Identify the fields on which you need to make the documents searchable and define a custom type mapping mentioning the fields to be indexed. You may identify and index only a subset of your document types by specifying a single / set of type mappings you are interested in.

user defined custom type mapping example - Full Text Search Indexing Best Practices

Further read: https://docs.couchbase.com/server/6.0/fts/fts-creating-indexes.html#specifying-type-identifiers

 

  1. Choose the optimum field indexing options

While specifying a field for indexing, there are few important indexing options to reckon with.

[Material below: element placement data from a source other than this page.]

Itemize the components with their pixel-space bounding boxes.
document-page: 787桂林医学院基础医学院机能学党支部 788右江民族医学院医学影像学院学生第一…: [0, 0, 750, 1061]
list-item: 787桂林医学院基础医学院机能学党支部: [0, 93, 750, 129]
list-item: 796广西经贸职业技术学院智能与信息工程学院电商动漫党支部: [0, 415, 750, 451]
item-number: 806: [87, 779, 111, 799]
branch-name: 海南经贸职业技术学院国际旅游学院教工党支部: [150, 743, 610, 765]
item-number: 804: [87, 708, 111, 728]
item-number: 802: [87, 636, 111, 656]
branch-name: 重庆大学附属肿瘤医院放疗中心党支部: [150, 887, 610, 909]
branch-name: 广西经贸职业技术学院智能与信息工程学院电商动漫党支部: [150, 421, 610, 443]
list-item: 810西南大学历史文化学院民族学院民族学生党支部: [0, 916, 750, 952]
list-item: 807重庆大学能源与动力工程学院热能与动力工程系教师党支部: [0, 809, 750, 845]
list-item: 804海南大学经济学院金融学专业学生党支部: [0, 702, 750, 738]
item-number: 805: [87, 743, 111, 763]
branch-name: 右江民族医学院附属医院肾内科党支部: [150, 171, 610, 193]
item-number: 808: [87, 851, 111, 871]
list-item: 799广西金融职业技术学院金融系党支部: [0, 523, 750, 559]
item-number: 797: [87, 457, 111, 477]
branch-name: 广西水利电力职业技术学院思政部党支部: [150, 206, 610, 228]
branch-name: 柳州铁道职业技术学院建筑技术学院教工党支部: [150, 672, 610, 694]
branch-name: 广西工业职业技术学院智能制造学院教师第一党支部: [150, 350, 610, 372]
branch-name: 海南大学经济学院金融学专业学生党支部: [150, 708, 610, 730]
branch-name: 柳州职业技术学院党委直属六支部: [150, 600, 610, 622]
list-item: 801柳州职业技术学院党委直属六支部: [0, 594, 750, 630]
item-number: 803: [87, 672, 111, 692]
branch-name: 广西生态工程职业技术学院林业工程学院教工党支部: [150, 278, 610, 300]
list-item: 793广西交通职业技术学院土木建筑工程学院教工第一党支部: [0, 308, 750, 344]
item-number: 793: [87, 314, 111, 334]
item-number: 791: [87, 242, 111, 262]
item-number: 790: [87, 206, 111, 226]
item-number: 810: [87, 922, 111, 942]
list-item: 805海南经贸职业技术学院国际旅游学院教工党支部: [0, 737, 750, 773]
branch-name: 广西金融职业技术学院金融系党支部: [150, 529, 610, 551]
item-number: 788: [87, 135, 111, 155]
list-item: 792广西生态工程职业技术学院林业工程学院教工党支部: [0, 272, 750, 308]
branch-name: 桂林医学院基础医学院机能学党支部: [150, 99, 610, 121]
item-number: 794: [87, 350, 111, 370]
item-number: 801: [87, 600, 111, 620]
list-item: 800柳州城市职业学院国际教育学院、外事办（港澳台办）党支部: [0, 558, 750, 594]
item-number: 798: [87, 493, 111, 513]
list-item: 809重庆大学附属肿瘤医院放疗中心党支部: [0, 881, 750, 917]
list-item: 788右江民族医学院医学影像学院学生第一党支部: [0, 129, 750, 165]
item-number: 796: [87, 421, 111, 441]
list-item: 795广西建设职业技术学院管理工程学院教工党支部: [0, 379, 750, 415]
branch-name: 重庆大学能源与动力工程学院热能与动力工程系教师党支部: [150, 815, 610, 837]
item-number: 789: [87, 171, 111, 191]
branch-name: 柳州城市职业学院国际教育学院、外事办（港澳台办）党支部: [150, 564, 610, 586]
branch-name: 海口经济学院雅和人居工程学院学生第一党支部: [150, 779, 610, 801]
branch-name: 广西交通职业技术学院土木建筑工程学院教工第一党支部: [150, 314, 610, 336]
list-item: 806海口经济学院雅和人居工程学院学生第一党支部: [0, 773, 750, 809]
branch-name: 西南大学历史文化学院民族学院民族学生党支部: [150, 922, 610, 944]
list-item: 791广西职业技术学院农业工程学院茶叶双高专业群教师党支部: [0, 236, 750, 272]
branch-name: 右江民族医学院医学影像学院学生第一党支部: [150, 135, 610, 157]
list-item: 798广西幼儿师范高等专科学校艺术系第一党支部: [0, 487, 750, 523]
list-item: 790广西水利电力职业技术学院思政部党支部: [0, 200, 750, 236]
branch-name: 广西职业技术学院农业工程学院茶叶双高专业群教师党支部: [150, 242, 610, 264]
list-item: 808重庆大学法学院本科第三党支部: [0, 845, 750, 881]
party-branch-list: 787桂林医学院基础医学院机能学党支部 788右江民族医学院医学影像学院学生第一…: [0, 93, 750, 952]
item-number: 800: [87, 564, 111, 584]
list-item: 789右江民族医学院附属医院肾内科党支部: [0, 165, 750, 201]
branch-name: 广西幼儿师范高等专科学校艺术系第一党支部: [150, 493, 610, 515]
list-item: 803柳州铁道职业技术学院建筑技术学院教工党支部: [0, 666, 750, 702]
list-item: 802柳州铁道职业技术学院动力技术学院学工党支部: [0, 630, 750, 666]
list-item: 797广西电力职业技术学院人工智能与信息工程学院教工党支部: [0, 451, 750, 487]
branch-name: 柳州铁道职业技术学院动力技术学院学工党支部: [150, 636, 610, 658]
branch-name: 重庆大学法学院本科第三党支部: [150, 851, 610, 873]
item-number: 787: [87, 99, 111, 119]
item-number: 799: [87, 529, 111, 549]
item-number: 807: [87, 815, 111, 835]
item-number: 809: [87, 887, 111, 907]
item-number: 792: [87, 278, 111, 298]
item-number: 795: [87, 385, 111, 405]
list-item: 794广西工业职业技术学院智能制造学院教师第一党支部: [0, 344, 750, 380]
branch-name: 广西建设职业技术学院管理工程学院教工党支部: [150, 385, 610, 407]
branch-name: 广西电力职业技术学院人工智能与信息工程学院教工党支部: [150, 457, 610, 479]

field indexing options screenshot - Full Text Search Indexing Best Practices

  • índice: When checked, the field is indexed; when unchecked, the field is not indexed. This may be used, therefore, to explicitly remove an already-defined field from the index.

 

  • loja: When checked, the field-content is included in the set of values returned from a search; when unchecked, the field-content is not so included. Note that inclusion of field-content specifically permits highlighting of results, so that matched expressions can be easily seen. However, it also results in larger indexes and longer processing-times. So please disable this option, if you are not interested in features like highlighting on the search results.

 

  • include in _all field: When checked, the field is included in the definition of _all, which is the field specified by default in the Advanced panel. When unchecked, the field is not so included. Inclusion means that when _query strings are used to specify searches, the text in the current field is searchable without the field-name requiring a prefix (thus, a search on description:modern can be accomplished simply by specifying modern). Enabling this option results in larger indexes, so disable this option if you want to use field scoped search requests.

 

  • include term vectors: When checked, term vectors are included. When unchecked, term vectors are not included. Term vectors are the locations of terms in a particular field. Certain kinds of functionality (such as highlighting, and phrase search) require term vectors. The inclusion of term vectors results in larger indexes and correspondingly slower index build-times. Hence please disable this option, if you are not interested in phrase searches or highlighting on search results.

 

  1.  Caution with numeric fields.  

Often, documents will have all sorts of ID fields and users tend to index them as número types. But indexing as a número is only recommended when you have a real numeric use case, like range searches,

eg: “search for all the product docs that are about ‘iphone’ and whose price < 1000”.

Many use cases usually don’t have range searches on such ID fields but only do exact keyword equality searches on ID fields, Hence it is recommended to use texto type and keyword* analyzer instead of número for these kinds of ID field situations.

As of now, FTS internally stores numbers in a lesser space-optimized format and the above approach can help you reduce the index size further.  And smaller indexes are ought to result in better RAM occupancy.

We are adding more configurability to the index creation process, allowing further fine-tuning at the storage level.

                                                                                                                                           Part 2…

keyword* analyzer – Creates a single token representing the entire input, and skips any text stemming or curation downstream.

Autor

A ordem da postagem em relação a outras postagens. Sreekanth Sivasankaran

Sreekanth Sivasankaran é engenheiro principal/gerente sênior de engenharia da Couchbase R&D. Ele lidera o projeto e o desenvolvimento da funcionalidade de pesquisa distribuída e de alto desempenho. Ele tem mais de 17 anos de experiência em desenvolvimento de produtos em vários domínios, como telecomunicações, telefones celulares, software corporativo, tecnologias de big data e sistemas distribuídos.